這絕不僅僅是激烈交鋒時采取的虛張聲勢措施而已,這個男人記憶中的小學生如今長成了怎樣的個性他會明確展示讓他清楚明白。
慶輔的喉結在這瞬間高高凸起,隨后又極困難地伏下。瞪大的眼睛布滿血絲,眼珠開始痙攣。
“雖然祖父選擇用刀子來解決你這個家族之恥,但我不會愚蠢到為你毀掉我整個人生,那幾如云端的價值,你連邊兒都沾不上。但是,那僅僅是不做并不是做不到,給我記住。”
是的,現在的雅紀有了想要守護的東西,那份幸福他不允許任何人破壞。
他絕不可能笨到殺死低賤之人來弄臟自己的手,讓他明白生不如死的滋味才是徹底擊潰對方的絕佳方式,這一點,他確實已經成功傳達給了慶輔……不,已經宣布完畢。與慶輔的會面,這就是最后一次了。
“祖母懷著被篠宮家族所有成員敵視的覺悟把你接了回來,但是你,沒有那份肝膽吧?那么就這樣永遠待在這里直至腐爛吧,反正,任何人都不會為此感到傷心。”

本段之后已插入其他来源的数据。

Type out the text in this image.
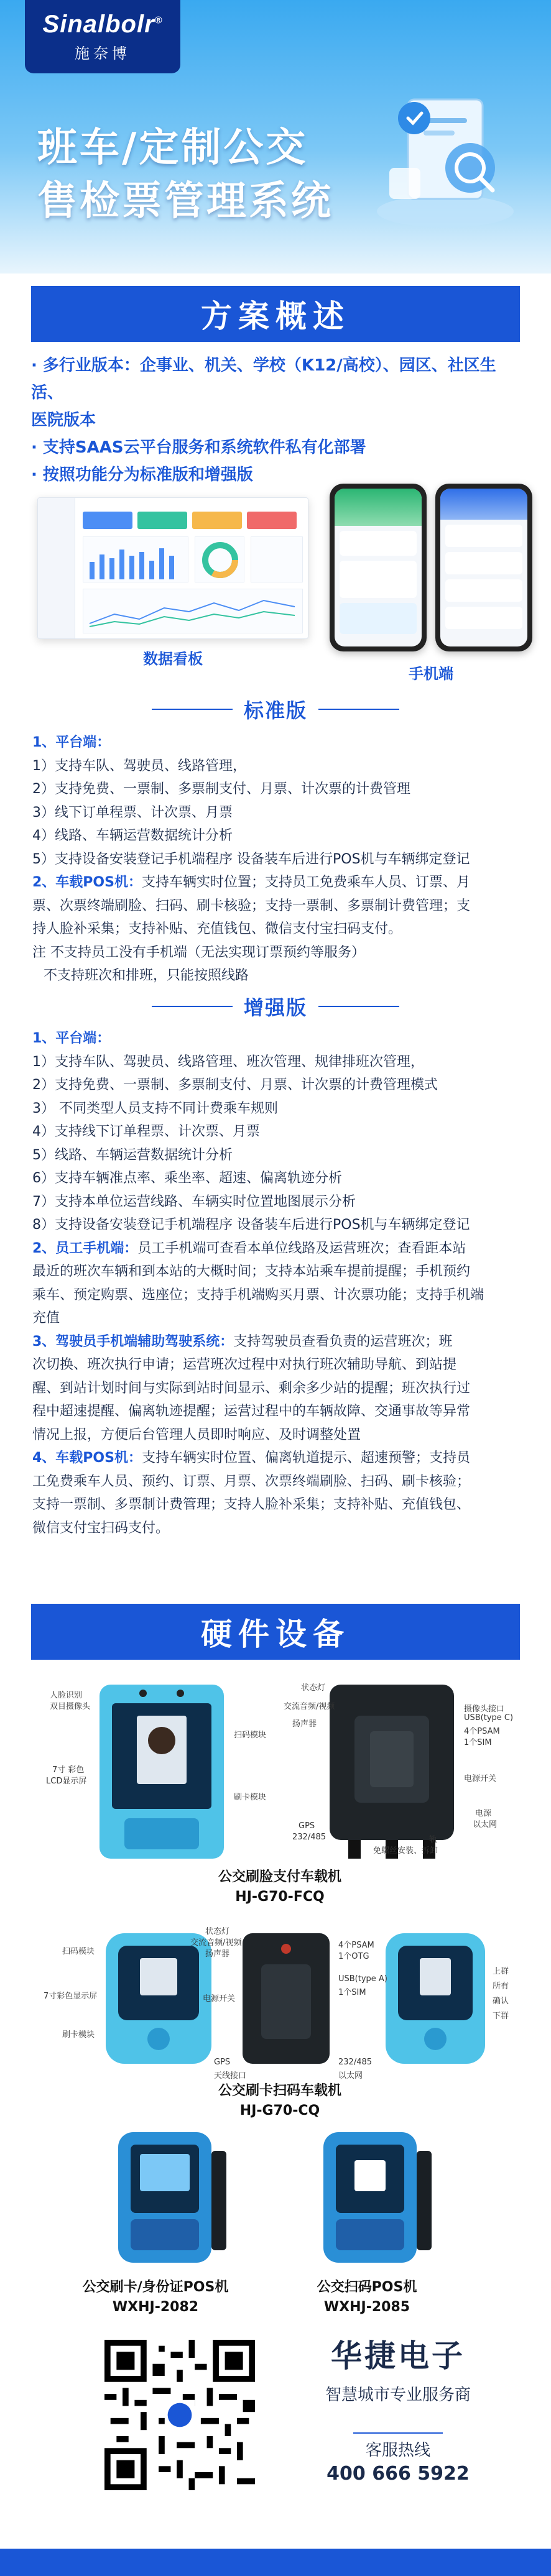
Sinalbolr®
施奈博
班车/定制公交
售检票管理系统
方案概述
· 多行业版本：企事业、机关、学校（K12/高校）、园区、社区生活、
医院版本
· 支持SAAS云平台服务和系统软件私有化部署
· 按照功能分为标准版和增强版
数据看板
手机端
标准版
1、平台端：
1）支持车队、驾驶员、线路管理，
2）支持免费、一票制、多票制支付、月票、计次票的计费管理
3）线下订单程票、计次票、月票
4）线路、车辆运营数据统计分析
5）支持设备安装登记手机端程序 设备装车后进行POS机与车辆绑定登记
2、车载POS机：支持车辆实时位置；支持员工免费乘车人员、订票、月
票、次票终端刷脸、扫码、刷卡核验；支持一票制、多票制计费管理；支
持人脸补采集；支持补贴、充值钱包、微信支付宝扫码支付。
注 不支持员工没有手机端（无法实现订票预约等服务）
不支持班次和排班，只能按照线路
增强版
1、平台端：
1）支持车队、驾驶员、线路管理、班次管理、规律排班次管理，
2）支持免费、一票制、多票制支付、月票、计次票的计费管理模式
3） 不同类型人员支持不同计费乘车规则
4）支持线下订单程票、计次票、月票
5）线路、车辆运营数据统计分析
6）支持车辆准点率、乘坐率、超速、偏离轨迹分析
7）支持本单位运营线路、车辆实时位置地图展示分析
8）支持设备安装登记手机端程序 设备装车后进行POS机与车辆绑定登记
2、员工手机端：员工手机端可查看本单位线路及运营班次；查看距本站
最近的班次车辆和到本站的大概时间；支持本站乘车提前提醒；手机预约
乘车、预定购票、选座位；支持手机端购买月票、计次票功能；支持手机端
充值
3、驾驶员手机端辅助驾驶系统：支持驾驶员查看负责的运营班次；班
次切换、班次执行申请；运营班次过程中对执行班次辅助导航、到站提
醒、到站计划时间与实际到站时间显示、剩余多少站的提醒；班次执行过
程中超速提醒、偏离轨迹提醒；运营过程中的车辆故障、交通事故等异常
情况上报，方便后台管理人员即时响应、及时调整处置
4、车载POS机：支持车辆实时位置、偏离轨道提示、超速预警；支持员
工免费乘车人员、预约、订票、月票、次票终端刷脸、扫码、刷卡核验；
支持一票制、多票制计费管理；支持人脸补采集；支持补贴、充值钱包、
微信支付宝扫码支付。
硬件设备
人脸识别
双目摄像头
7寸 彩色
LCD显示屏
扫码模块
刷卡模块
状态灯
交流音频/视频
扬声器
摄像头接口
USB(type C)
4个PSAM
1个SIM
电源开关
电源
以太网
GPS
232/485	轨
免螺丝安装、拆卸
公交刷脸支付车载机
HJ-G70-FCQ
扫码模块
7寸彩色显示屏
刷卡模块
状态灯
交流音频/视频
扬声器
电源开关
GPS
天线接口
4个PSAM
1个OTG
USB(type A)
1个SIM
232/485
以太网
上群
所有
确认
下群
公交刷卡扫码车载机
HJ-G70-CQ
公交刷卡/身份证POS机
WXHJ-2082
公交扫码POS机
WXHJ-2085
华捷电子
智慧城市专业服务商
客服热线
400 666 5922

如果可以這樣的話,世界,才得以清凈下來吧。或許所有人都會為這個萬惡根源的消失在心里喝彩也不一定。
“對于我們而言,你早就已經是陌生人了,這件事,麻煩刻在腦子里。”
丟下這句話,雅紀筆直站起。
想說的全部都已經說完,所以已經沒有必要再繼續面對慶輔這張讓他作嘔的臉。
慶輔始終無法適從雅紀的冷酷,明明是父親卻沒有被當作父親,甚至被雅紀毫無情緒波動地稱為「瘟神」,強行灌入刺骨的冷冽語言讓他猶如被掐住了喉嚨般喪失了說話的能力。
就諸多意義來說,把秋穗和慶輔割舍掉壓根不會給雅紀帶來任何痛楚。